Written by one of Canada’s most gifted playwrights, The Real World? is not entirely autobiographical, although it is written with such deeply felt emotion that it is hard to believe otherwise. Watching Claude, the playwright (played to perfection by Matthew Edison), argue with his mother and seeing his repulsive father, an unfaithful, ever-joking travelling salesman (played by an equally-good Tony Nappo) burst onto the scene is devastating.
But what makes this complex play a work of art is that Tremblay has fictional parents, “Alex 2” and “Madeleine 2” (played by Cliff Saunders and Meg Tilly), who repeatedly intrude into the “real life” characters’ existence, so that the audience must piece together the truth of everyone’s relationships.
I will flatly say that this production of a magnificent play — directed brilliantly by Richard Rose, the Tarragon’s artistic director — is one of the most entertaining, moving, even mind-boggling productions I have seen in nearly six decades of theatre-going.
Live theatre at its best can be deeply moving, profoundly insightful and even shattering to your soul.

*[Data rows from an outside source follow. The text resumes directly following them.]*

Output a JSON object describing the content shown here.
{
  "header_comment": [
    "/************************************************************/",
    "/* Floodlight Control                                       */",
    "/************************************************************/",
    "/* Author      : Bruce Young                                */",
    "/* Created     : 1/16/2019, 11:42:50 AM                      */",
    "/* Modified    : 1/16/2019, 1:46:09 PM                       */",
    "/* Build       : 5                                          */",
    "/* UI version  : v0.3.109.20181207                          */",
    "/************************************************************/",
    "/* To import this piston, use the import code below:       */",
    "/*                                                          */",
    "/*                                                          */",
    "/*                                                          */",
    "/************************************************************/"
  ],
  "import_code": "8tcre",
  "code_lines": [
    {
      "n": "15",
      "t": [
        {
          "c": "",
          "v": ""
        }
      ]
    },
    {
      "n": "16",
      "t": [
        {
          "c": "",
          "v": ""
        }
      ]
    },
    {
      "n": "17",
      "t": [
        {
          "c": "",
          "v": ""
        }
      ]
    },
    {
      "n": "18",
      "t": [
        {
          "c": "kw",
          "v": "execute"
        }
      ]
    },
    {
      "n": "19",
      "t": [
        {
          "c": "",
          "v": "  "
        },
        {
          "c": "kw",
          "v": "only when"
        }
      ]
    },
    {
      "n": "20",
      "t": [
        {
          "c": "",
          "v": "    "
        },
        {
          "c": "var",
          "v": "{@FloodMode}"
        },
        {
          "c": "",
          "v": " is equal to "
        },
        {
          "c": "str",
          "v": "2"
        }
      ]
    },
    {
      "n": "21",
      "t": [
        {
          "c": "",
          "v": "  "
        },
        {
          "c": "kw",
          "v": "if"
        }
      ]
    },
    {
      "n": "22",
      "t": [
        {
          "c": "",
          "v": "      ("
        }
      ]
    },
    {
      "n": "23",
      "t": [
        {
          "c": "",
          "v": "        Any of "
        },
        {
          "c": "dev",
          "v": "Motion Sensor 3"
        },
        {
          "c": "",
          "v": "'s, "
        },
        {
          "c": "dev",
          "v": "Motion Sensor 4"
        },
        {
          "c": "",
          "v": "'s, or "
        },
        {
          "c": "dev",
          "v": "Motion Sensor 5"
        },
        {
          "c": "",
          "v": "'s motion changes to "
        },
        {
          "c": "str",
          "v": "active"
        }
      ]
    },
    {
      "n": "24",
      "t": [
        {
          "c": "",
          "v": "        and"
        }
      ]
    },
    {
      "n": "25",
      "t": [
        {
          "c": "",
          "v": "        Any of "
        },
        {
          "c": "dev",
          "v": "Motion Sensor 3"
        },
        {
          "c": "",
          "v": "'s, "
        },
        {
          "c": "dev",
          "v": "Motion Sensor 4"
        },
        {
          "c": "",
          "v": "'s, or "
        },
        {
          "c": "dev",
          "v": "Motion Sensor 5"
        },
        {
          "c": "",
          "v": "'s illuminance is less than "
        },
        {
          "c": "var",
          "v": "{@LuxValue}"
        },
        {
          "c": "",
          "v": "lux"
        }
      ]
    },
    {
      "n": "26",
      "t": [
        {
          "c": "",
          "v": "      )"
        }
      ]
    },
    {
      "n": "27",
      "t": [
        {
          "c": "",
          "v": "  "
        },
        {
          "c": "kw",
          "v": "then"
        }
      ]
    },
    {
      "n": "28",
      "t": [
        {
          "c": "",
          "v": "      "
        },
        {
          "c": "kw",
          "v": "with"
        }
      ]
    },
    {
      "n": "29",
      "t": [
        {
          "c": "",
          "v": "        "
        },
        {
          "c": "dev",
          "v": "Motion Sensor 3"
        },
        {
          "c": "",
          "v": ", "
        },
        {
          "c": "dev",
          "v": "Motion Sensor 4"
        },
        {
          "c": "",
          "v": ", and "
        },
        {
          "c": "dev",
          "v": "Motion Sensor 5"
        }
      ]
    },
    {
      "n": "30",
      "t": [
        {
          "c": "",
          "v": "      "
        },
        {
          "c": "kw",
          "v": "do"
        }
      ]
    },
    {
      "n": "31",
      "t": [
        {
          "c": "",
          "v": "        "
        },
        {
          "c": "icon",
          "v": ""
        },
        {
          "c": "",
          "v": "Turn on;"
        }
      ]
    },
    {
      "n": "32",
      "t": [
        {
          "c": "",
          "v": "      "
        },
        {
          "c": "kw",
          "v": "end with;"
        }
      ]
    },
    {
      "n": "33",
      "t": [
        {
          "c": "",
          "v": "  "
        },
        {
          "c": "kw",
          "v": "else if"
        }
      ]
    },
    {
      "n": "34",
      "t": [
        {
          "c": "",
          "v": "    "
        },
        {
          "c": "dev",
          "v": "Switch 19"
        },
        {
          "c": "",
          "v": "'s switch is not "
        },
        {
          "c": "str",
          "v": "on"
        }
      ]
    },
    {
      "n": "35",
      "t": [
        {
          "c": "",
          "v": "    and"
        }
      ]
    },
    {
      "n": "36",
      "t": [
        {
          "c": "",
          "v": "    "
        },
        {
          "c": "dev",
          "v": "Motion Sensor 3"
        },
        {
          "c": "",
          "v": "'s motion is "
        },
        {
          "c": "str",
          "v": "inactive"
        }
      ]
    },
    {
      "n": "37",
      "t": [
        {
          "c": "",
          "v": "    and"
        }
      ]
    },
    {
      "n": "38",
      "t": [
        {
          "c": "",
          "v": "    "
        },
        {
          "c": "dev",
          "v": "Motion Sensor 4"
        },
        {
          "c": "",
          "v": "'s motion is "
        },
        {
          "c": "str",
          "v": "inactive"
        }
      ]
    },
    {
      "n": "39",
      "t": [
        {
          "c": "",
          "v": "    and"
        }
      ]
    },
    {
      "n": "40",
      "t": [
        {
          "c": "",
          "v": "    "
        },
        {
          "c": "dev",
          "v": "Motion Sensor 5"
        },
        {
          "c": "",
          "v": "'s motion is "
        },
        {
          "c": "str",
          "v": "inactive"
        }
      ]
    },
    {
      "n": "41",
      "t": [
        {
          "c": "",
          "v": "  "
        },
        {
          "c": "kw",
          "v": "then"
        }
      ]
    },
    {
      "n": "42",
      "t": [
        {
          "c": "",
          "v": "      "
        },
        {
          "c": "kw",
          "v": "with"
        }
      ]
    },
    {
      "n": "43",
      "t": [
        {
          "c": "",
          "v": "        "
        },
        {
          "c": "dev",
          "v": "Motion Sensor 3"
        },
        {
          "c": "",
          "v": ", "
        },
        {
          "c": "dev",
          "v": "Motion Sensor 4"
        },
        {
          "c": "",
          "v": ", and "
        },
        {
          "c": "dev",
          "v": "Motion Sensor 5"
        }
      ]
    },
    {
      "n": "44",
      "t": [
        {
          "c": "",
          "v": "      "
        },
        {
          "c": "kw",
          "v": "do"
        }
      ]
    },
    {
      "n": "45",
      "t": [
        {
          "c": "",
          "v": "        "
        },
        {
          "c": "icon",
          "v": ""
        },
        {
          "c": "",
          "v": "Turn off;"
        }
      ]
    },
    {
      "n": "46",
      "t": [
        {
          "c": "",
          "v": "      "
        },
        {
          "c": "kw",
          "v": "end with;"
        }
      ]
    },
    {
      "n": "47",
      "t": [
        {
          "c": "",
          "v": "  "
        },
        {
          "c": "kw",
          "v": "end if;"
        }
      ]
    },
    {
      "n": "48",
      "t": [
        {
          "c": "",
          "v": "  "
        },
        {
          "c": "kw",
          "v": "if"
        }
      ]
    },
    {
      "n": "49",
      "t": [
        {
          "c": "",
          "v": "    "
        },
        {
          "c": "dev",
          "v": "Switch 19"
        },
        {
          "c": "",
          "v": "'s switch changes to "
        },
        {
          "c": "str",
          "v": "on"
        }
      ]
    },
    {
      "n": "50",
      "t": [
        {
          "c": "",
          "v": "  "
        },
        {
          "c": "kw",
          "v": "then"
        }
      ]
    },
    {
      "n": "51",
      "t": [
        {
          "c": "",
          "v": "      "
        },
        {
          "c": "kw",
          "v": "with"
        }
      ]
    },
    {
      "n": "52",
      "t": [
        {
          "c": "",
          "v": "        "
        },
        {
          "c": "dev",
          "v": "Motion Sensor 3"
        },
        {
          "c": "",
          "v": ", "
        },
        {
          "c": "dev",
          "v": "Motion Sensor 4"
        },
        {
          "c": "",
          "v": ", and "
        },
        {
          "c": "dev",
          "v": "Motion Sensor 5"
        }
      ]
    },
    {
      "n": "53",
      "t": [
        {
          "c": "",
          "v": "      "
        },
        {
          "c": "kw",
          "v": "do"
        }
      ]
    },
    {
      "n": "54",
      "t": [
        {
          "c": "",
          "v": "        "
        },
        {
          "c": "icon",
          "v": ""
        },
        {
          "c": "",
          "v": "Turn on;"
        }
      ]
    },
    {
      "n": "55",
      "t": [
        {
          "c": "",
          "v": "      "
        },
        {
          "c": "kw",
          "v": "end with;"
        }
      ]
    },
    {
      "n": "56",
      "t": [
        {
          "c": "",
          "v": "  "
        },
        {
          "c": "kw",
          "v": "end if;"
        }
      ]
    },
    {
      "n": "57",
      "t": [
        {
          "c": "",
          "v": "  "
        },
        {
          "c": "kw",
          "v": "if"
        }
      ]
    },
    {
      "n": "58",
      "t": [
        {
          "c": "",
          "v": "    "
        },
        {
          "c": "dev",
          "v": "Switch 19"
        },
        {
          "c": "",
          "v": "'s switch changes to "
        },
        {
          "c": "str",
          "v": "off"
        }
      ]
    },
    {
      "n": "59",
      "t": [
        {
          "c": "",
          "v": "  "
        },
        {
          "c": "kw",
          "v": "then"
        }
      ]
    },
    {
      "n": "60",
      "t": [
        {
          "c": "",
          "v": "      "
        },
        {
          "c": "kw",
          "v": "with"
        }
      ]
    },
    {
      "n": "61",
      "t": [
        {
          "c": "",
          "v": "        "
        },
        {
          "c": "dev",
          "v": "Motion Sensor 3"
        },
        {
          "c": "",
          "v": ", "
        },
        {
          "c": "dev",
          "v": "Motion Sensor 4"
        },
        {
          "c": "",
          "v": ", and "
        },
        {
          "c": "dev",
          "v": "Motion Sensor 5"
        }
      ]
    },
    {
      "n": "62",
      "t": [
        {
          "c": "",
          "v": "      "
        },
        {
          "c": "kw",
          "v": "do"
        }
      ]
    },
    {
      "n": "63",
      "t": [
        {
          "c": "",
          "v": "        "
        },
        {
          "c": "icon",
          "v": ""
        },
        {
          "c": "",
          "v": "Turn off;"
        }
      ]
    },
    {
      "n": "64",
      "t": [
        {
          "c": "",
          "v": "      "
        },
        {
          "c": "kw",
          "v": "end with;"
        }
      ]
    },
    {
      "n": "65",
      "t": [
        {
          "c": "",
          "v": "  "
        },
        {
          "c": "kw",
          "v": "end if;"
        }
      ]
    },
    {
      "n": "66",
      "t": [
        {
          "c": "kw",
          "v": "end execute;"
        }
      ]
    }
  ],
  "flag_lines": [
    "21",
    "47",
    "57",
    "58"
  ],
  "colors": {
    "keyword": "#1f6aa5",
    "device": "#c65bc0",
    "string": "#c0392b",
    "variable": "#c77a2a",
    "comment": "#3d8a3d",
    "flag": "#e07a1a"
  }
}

It can seem cliché to use one’s own family as the subject of poetry, novels or plays, but why not? As Sigmund Freud correctly pointed out, our first loves (and inarguably our greatest influences) are our parents, and this has been repeatedly seen on stage, from Oedipus Rex to Hamlet to The Real World? — and, yes, I consciously put Michel Tremblay’s play among that impressive company.
I urge you to go and experience a rare, utterly remarkable evening of theatre. Bravo, Tarragon, our greatest supporter of uniquely Canadian theatre, and thank you again, Monsieur Tremblay!
Tarragon Theatre, 30 Bridgman Ave., 416-531-1827. To June 3. $20-$51.